“O se implementan estrategias —que a veces entrañan tender trampas— para no caer entrampado o se cae en las trampas que las estrategias de otros tendieron para atrapar ese paso en falso que nadie está exento de dar y por el cual se termina en el suelo y de rodillas.
Tropezar al borde del abismo implica, como posibilidad inequívoca, caer en él o al menos resbalar hacia él.
Muchas veces no hay ninguna matita de la que aferrarse y se rueda, indefectiblemente, hacia el fondo final. Otras, uno alcanza a aferrarse. En vez de caer queda pendiendo ahí, sobre el vacío, como una cosa, suspendida y trágica, que patalea si no se es ducho en esa clase de riesgos atléticos y termina, con tanto escándalo, por arrancar la generosa matita proveída por la naturaleza, cumpliendo, en tiempo y forma, el destino de estrellarse. Si es ducho no patalea y, con pericia, consigue trepar, aunque el borde sea de ese pedregullo flojo que se desgrana en la mano, solidario con el cometido del destino.
La superficie entonces, es otra cosa. Uno descubre la matita salvadora y el traicionero pedregullo desgranable y por las dudas, descubre también sus propios zapatos y sus propios movimientos desventurados.

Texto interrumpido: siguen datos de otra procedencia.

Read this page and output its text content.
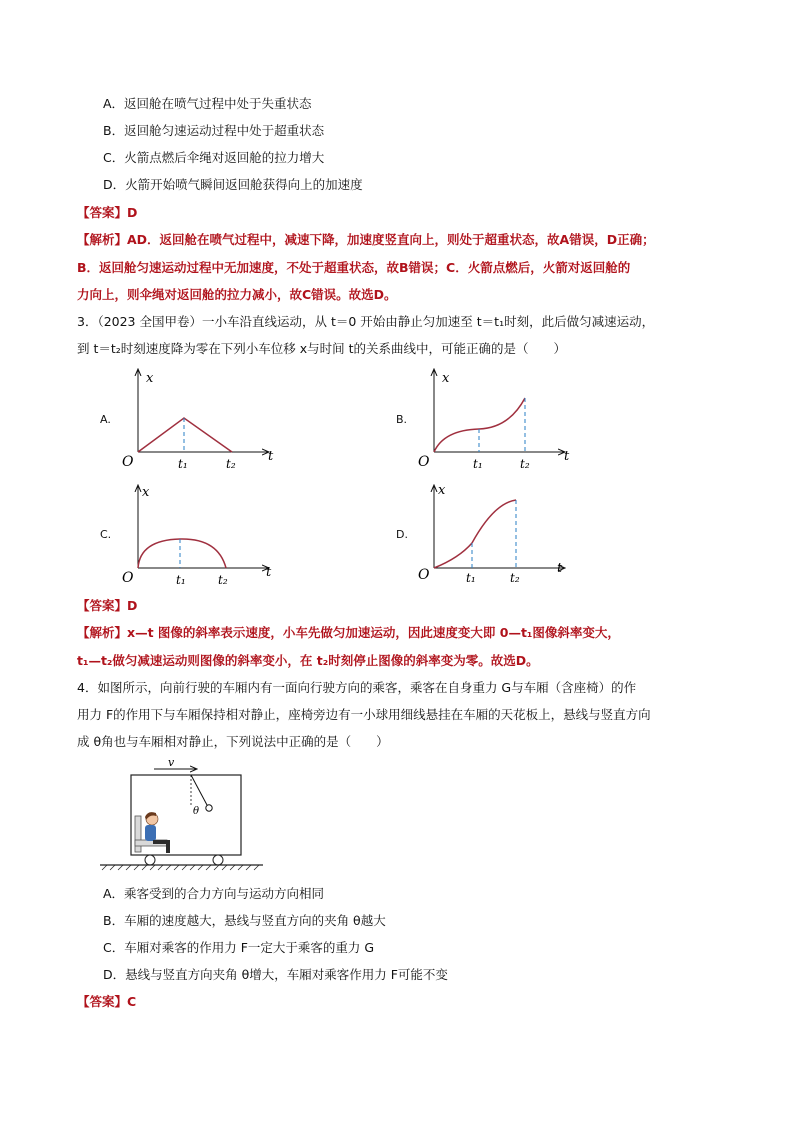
A．返回舱在喷气过程中处于失重状态
B．返回舱匀速运动过程中处于超重状态
C．火箭点燃后伞绳对返回舱的拉力增大
D．火箭开始喷气瞬间返回舱获得向上的加速度
【答案】D
【解析】AD．返回舱在喷气过程中，减速下降，加速度竖直向上，则处于超重状态，故A错误，D正确；
B．返回舱匀速运动过程中无加速度，不处于超重状态，故B错误；C．火箭点燃后，火箭对返回舱的
力向上，则伞绳对返回舱的拉力减小，故C错误。故选D。
3．（2023 全国甲卷）一小车沿直线运动，从 t＝0 开始由静止匀加速至 t＝t₁时刻，此后做匀减速运动，
到 t＝t₂时刻速度降为零在下列小车位移 x与时间 t的关系曲线中，可能正确的是（　　）
A.
x
t
O	t₁	t₂
B.
x
t
O	t₁	t₂
C.
x
t
O	t₁	t₂
D.
x
t
O	t₁	t₂
【答案】D
【解析】x—t 图像的斜率表示速度，小车先做匀加速运动，因此速度变大即 0—t₁图像斜率变大，
t₁—t₂做匀减速运动则图像的斜率变小，在 t₂时刻停止图像的斜率变为零。故选D。
4．如图所示，向前行驶的车厢内有一面向行驶方向的乘客，乘客在自身重力 G与车厢（含座椅）的作
用力 F的作用下与车厢保持相对静止，座椅旁边有一小球用细线悬挂在车厢的天花板上，悬线与竖直方向
成 θ角也与车厢相对静止，下列说法中正确的是（　　）
v
θ
A．乘客受到的合力方向与运动方向相同
B．车厢的速度越大，悬线与竖直方向的夹角 θ越大
C．车厢对乘客的作用力 F一定大于乘客的重力 G
D．悬线与竖直方向夹角 θ增大，车厢对乘客作用力 F可能不变
【答案】C
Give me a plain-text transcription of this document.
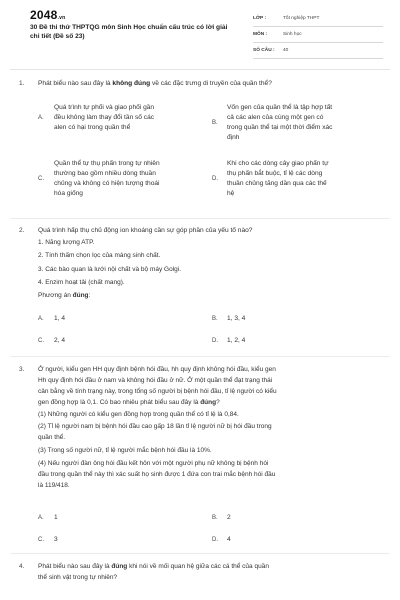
2048.vn
30 Đề thi thử THPTQG môn Sinh Học chuẩn cấu trúc có lời giải chi tiết (Đề số 23)
LỚP :	Tốt nghiệp THPT
MÔN :	Sinh học
SỐ CÂU : 40
1. Phát biểu nào sau đây là không đúng về các đặc trưng di truyền của quần thể?
A.
Quá trình tự phối và giao phối gần
đều không làm thay đổi tần số các
alen có hại trong quần thể
B.
Vốn gen của quần thể là tập hợp tất
cả các alen của cùng một gen có
trong quần thể tại một thời điểm xác
định
C.
Quần thể tự thụ phấn trong tự nhiên
thường bao gồm nhiều dòng thuần
chủng và không có hiện tượng thoái
hóa giống
D.
Khi cho các dòng cây giao phấn tự
thụ phấn bắt buộc, tỉ lệ các dòng
thuần chủng tăng dần qua các thế
hệ
2. Quá trình hấp thụ chủ động ion khoáng cần sự góp phần của yếu tố nào?
1. Năng lượng ATP.
2. Tính thấm chọn lọc của màng sinh chất.
3. Các bào quan là lưới nội chất và bộ máy Golgi.
4. Enzim hoạt tải (chất mang).
Phương án đúng:
A. 1, 4	B. 1, 3, 4
C. 2, 4	D. 1, 2, 4
3. Ở người, kiểu gen HH quy định bệnh hói đầu, hh quy định không hói đầu, kiểu gen
Hh quy định hói đầu ở nam và không hói đầu ở nữ. Ở một quần thể đạt trạng thái
cân bằng về tính trạng này, trong tổng số người bị bệnh hói đầu, tỉ lệ người có kiểu
gen đồng hợp là 0,1. Có bao nhiêu phát biểu sau đây là đúng?
(1) Những người có kiểu gen đồng hợp trong quần thể có tỉ lệ là 0,84.
(2) Tỉ lệ người nam bị bệnh hói đầu cao gấp 18 lần tỉ lệ người nữ bị hói đầu trong
quần thể.
(3) Trong số người nữ, tỉ lệ người mắc bệnh hói đầu là 10%.
(4) Nếu người đàn ông hói đầu kết hôn với một người phụ nữ không bị bệnh hói
đầu trong quần thể này thì xác suất họ sinh được 1 đứa con trai mắc bệnh hói đầu
là 119/418.
A. 1	B. 2
C. 3	D. 4
4. Phát biểu nào sau đây là đúng khi nói về mối quan hệ giữa các cá thể của quần
thể sinh vật trong tự nhiên?
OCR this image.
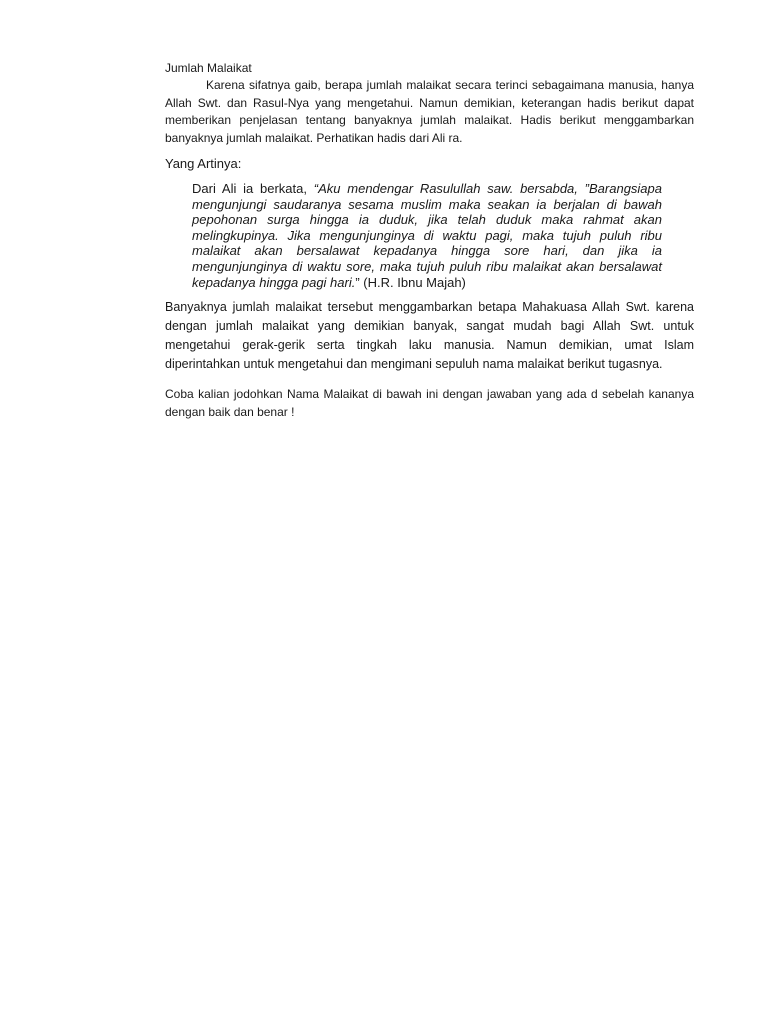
Jumlah Malaikat

Karena sifatnya gaib, berapa jumlah malaikat secara terinci sebagaimana manusia, hanya Allah Swt. dan Rasul-Nya yang mengetahui. Namun demikian, keterangan hadis berikut dapat memberikan penjelasan tentang banyaknya jumlah malaikat. Hadis berikut menggambarkan banyaknya jumlah malaikat. Perhatikan hadis dari Ali ra.

Yang Artinya:

Dari Ali ia berkata, “Aku mendengar Rasulullah saw. bersabda, ”Barangsiapa mengunjungi saudaranya sesama muslim maka seakan ia berjalan di bawah pepohonan surga hingga ia duduk, jika telah duduk maka rahmat akan melingkupinya. Jika mengunjunginya di waktu pagi, maka tujuh puluh ribu malaikat akan bersalawat kepadanya hingga sore hari, dan jika ia mengunjunginya di waktu sore, maka tujuh puluh ribu malaikat akan bersalawat kepadanya hingga pagi hari.” (H.R. Ibnu Majah)

Banyaknya jumlah malaikat tersebut menggambarkan betapa Mahakuasa Allah Swt. karena dengan jumlah malaikat yang demikian banyak, sangat mudah bagi Allah Swt. untuk mengetahui gerak-gerik serta tingkah laku manusia. Namun demikian, umat Islam diperintahkan untuk mengetahui dan mengimani sepuluh nama malaikat berikut tugasnya.

Coba kalian jodohkan Nama Malaikat di bawah ini dengan jawaban yang ada d sebelah kananya dengan baik dan benar !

Luego evalúa su propia vocación de bordeador de abismos, de equilibrista de riberas representadas por cuerdas flojas, de experto clavadista en ollas marítimas rodeadas de escolleras. Se evalúa, digamos, porque tiene que recuperar la confianza que el abismo le acaba de morder.

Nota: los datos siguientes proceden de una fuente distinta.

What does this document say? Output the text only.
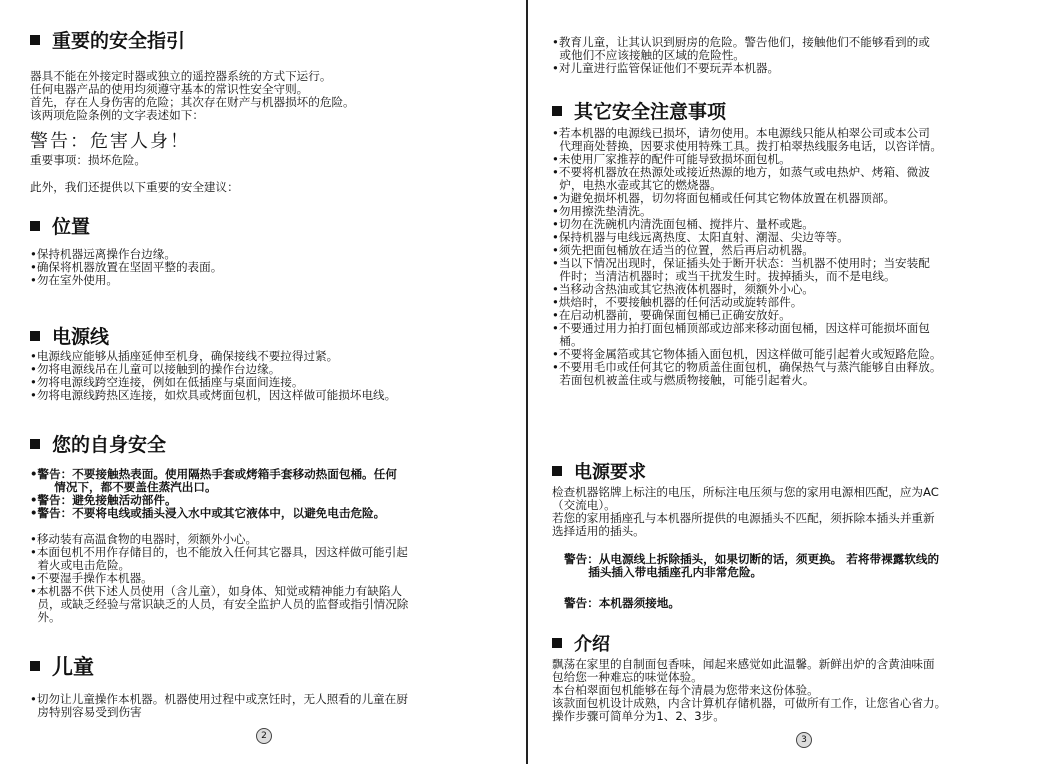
重要的安全指引

器具不能在外接定时器或独立的遥控器系统的方式下运行。
任何电器产品的使用均须遵守基本的常识性安全守则。
首先，存在人身伤害的危险；其次存在财产与机器损坏的危险。
该两项危险条例的文字表述如下：

警告：危害人身！

重要事项：损坏危险。

此外，我们还提供以下重要的安全建议：

位置

•保持机器远离操作台边缘。
•确保将机器放置在坚固平整的表面。
•勿在室外使用。

电源线

•电源线应能够从插座延伸至机身，确保接线不要拉得过紧。
•勿将电源线吊在儿童可以接触到的操作台边缘。
•勿将电源线跨空连接，例如在低插座与桌面间连接。
•勿将电源线跨热区连接，如炊具或烤面包机，因这样做可能损坏电线。

您的自身安全

•警告：不要接触热表面。使用隔热手套或烤箱手套移动热面包桶。任何
情况下，都不要盖住蒸汽出口。
•警告：避免接触活动部件。
•警告：不要将电线或插头浸入水中或其它液体中，以避免电击危险。

•移动装有高温食物的电器时，须额外小心。
•本面包机不用作存储目的，也不能放入任何其它器具，因这样做可能引起
着火或电击危险。
•不要湿手操作本机器。
•本机器不供下述人员使用（含儿童），如身体、知觉或精神能力有缺陷人
员，或缺乏经验与常识缺乏的人员，有安全监护人员的监督或指引情况除
外。

儿童

•切勿让儿童操作本机器。机器使用过程中或烹饪时，无人照看的儿童在厨
房特别容易受到伤害

2

•教育儿童，让其认识到厨房的危险。警告他们，接触他们不能够看到的或
或他们不应该接触的区域的危险性。
•对儿童进行监管保证他们不要玩弄本机器。

其它安全注意事项

•若本机器的电源线已损坏，请勿使用。本电源线只能从柏翠公司或本公司
代理商处替换，因要求使用特殊工具。拨打柏翠热线服务电话，以咨详情。
•未使用厂家推荐的配件可能导致损坏面包机。
•不要将机器放在热源处或接近热源的地方，如蒸气或电热炉、烤箱、微波
炉，电热水壶或其它的燃烧器。
•为避免损坏机器，切勿将面包桶或任何其它物体放置在机器顶部。
•勿用擦洗垫清洗。
•切勿在洗碗机内清洗面包桶、搅拌片、量杯或匙。
•保持机器与电线远离热度、太阳直射、潮湿、尖边等等。
•须先把面包桶放在适当的位置，然后再启动机器。
•当以下情况出现时，保证插头处于断开状态：当机器不使用时；当安装配
件时；当清洁机器时；或当干扰发生时。拔掉插头，而不是电线。
•当移动含热油或其它热液体机器时，须额外小心。
•烘焙时，不要接触机器的任何活动或旋转部件。
•在启动机器前，要确保面包桶已正确安放好。
•不要通过用力拍打面包桶顶部或边部来移动面包桶，因这样可能损坏面包
桶。
•不要将金属箔或其它物体插入面包机，因这样做可能引起着火或短路危险。
•不要用毛巾或任何其它的物质盖住面包机，确保热气与蒸汽能够自由释放。
若面包机被盖住或与燃质物接触，可能引起着火。

电源要求

检查机器铭牌上标注的电压，所标注电压须与您的家用电源相匹配，应为AC
（交流电）。
若您的家用插座孔与本机器所提供的电源插头不匹配，须拆除本插头并重新
选择适用的插头。

警告：从电源线上拆除插头，如果切断的话，须更换。 若将带裸露软线的
插头插入带电插座孔内非常危险。

警告：本机器须接地。

介绍

飘荡在家里的自制面包香味，闻起来感觉如此温馨。新鲜出炉的含黄油味面
包给您一种难忘的味觉体验。
本台柏翠面包机能够在每个清晨为您带来这份体验。
该款面包机设计成熟，内含计算机存储机器，可做所有工作，让您省心省力。
操作步骤可简单分为1、2、3步。

3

Cuando se mira hacia abajo y se ve el fondo de esa boca que no tiene fondo, y se sabe que allí es donde se apilan uno sobre otros los cadáveres de otros equilibristas, el abismo se apodera de los pasos de su bordeador y los devora con pasional lentitud.

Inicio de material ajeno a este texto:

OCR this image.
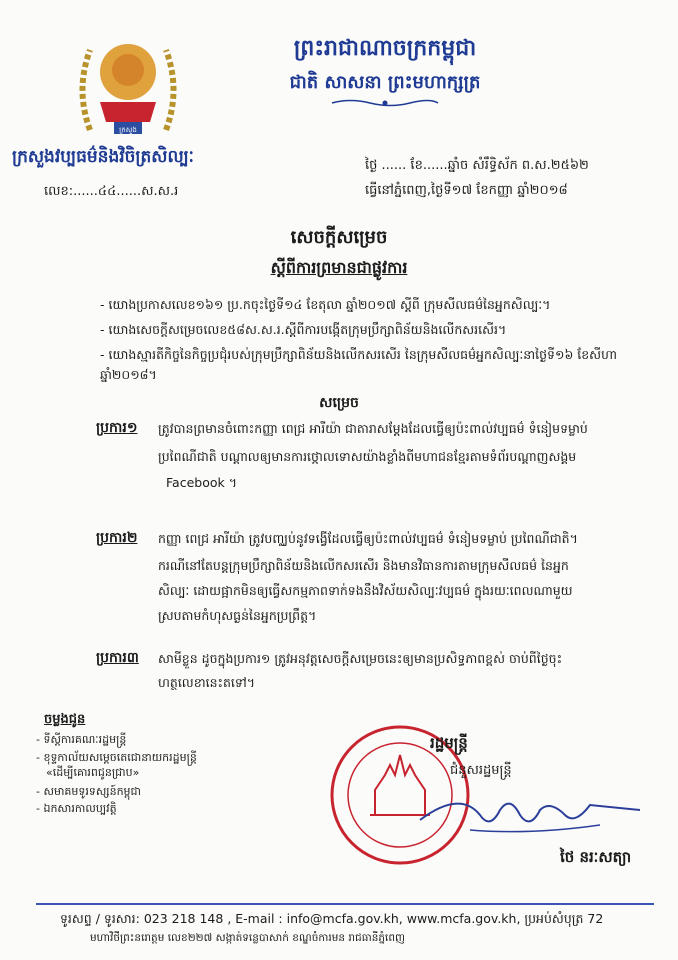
ព្រះរាជាណាចក្រកម្ពុជា
ជាតិ សាសនា ព្រះមហាក្សត្រ
ក្រសួង
ក្រសួងវប្បធម៌និងវិចិត្រសិល្បៈ
លេខ:......៤៤......ស.ស.រ
ថ្ងៃ ​​​​​​​​​​......​ ខែ......ឆ្នាំច សំរឹទ្ធិស័ក ព.ស.២៥៦២
ធ្វើនៅភ្នំពេញ,ថ្ងៃទី១៧ ខែកញ្ញា ឆ្នាំ២០១៨
សេចក្តីសម្រេច
ស្តីពីការព្រមានជាផ្លូវការ
- យោងប្រកាសលេខ១៦១ ប្រ.កចុះថ្ងៃទី១៤ ខែតុលា ឆ្នាំ២០១៧ ស្តីពី ក្រុមសីលធម៌នៃអ្នកសិល្បៈ។
- យោងសេចក្តីសម្រេចលេខ៥៨ស.ស.រ.ស្តីពីការបង្កើតក្រុមប្រឹក្សាពិន័យនិងលើកសរសើរ។
- យោងស្មារតីកិច្ចនៃកិច្ចប្រជុំរបស់ក្រុមប្រឹក្សាពិន័យនិងលើកសរសើរ នៃក្រុមសីលធម៌អ្នកសិល្បៈនាថ្ងៃទី១៦ ខែសីហា ឆ្នាំ២០១៨។
សម្រេច
ប្រការ១ ត្រូវបានព្រមានចំពោះកញ្ញា ពេជ្រ អារីយ៉ា ជាតារាសម្តែងដែលធ្វើឲ្យប៉ះពាល់វប្បធម៌ ទំនៀមទម្លាប់
ប្រពៃណីជាតិ បណ្តាលឲ្យមានការថ្កោលទោសយ៉ាងខ្លាំងពីមហាជនខ្មែរតាមទំព័របណ្តាញសង្គម
Facebook ។
ប្រការ២ កញ្ញា ពេជ្រ អារីយ៉ា ត្រូវបញ្ឈប់នូវទង្វើដែលធ្វើឲ្យប៉ះពាល់វប្បធម៌ ទំនៀមទម្លាប់ ប្រពៃណីជាតិ។
ករណីនៅតែបន្តក្រុមប្រឹក្សាពិន័យនិងលើកសរសើរ និងមានវិធានការតាមក្រុមសីលធម៌ នៃអ្នក
សិល្បៈ ដោយផ្អាកមិនឲ្យធ្វើសកម្មភាពទាក់ទងនឹងវិស័យសិល្បៈវប្បធម៌ ក្នុងរយៈពេលណាមួយ
ស្របតាមកំហុសធ្ងន់នៃអ្នកប្រព្រឹត្ត។
ប្រការ៣ សាមីខ្លួន ដូចក្នុងប្រការ១ ត្រូវអនុវត្តសេចក្តីសម្រេចនេះឲ្យមានប្រសិទ្ធភាពខ្ពស់ ចាប់ពីថ្ងៃចុះ
ហត្ថលេខានេះតទៅ។
ចម្លងជូន
- ទីស្តីការគណៈរដ្ឋមន្ត្រី
- ខុទ្ទកាល័យសម្តេចតេជោនាយករដ្ឋមន្ត្រី
«ដើម្បីគោរពជូនជ្រាប»
- សមាគមទូរទស្សន៍កម្ពុជា
- ឯកសារកាលប្បវត្តិ
រដ្ឋមន្ត្រី
ជំនួសរដ្ឋមន្ត្រី
ថៃ នរៈសត្យា
ទូរសព្ទ / ទូរសារ: 023 218 148 , E-mail : info@mcfa.gov.kh, www.mcfa.gov.kh, ប្រអប់សំបុត្រ 72
មហាវិថីព្រះនរោត្តម លេខ២២៧ សង្កាត់ទន្លេបាសាក់ ខណ្ឌចំការមន រាជធានីភ្នំពេញ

Caminar por su labio, entonces, es vivir en un vahído perpetuo donde la realidad parece hologramática y el suelo no es el suelo ni el aire es el aire y todos los movimientos son en falso.
Ese es el verdadero aprendizaje. Caminar sin temor entre lo falso como si fuera verdadero o, mejor aún, entender con la convicción más profunda y rudimentaria, que lo verdadero de ciertos caminos es exclusivamente lo falsos que son.”
—Busquemos uno que conozcamos más.— me dice Benedict tratando de reconocerme en el espejo.
—Son todos iguales. Como nosotros dos.
— ¿Por eso los vas…?
Me paro, ahora, entre Benedict y el espejo. Mi forma anula la suya ahí, en ese lugar en el que nos miramos los dos.
—Sí. Eliminando… —digo, con tranquilidad eufemística— hasta que demos con el que en realidad es, por una sencilla cuestión de supresión ¿Te parece mal?
Como no me contesta, sé que se ha ido, como toda vez que no quiere ensuciarse las manos con sangre ni con lágrimas.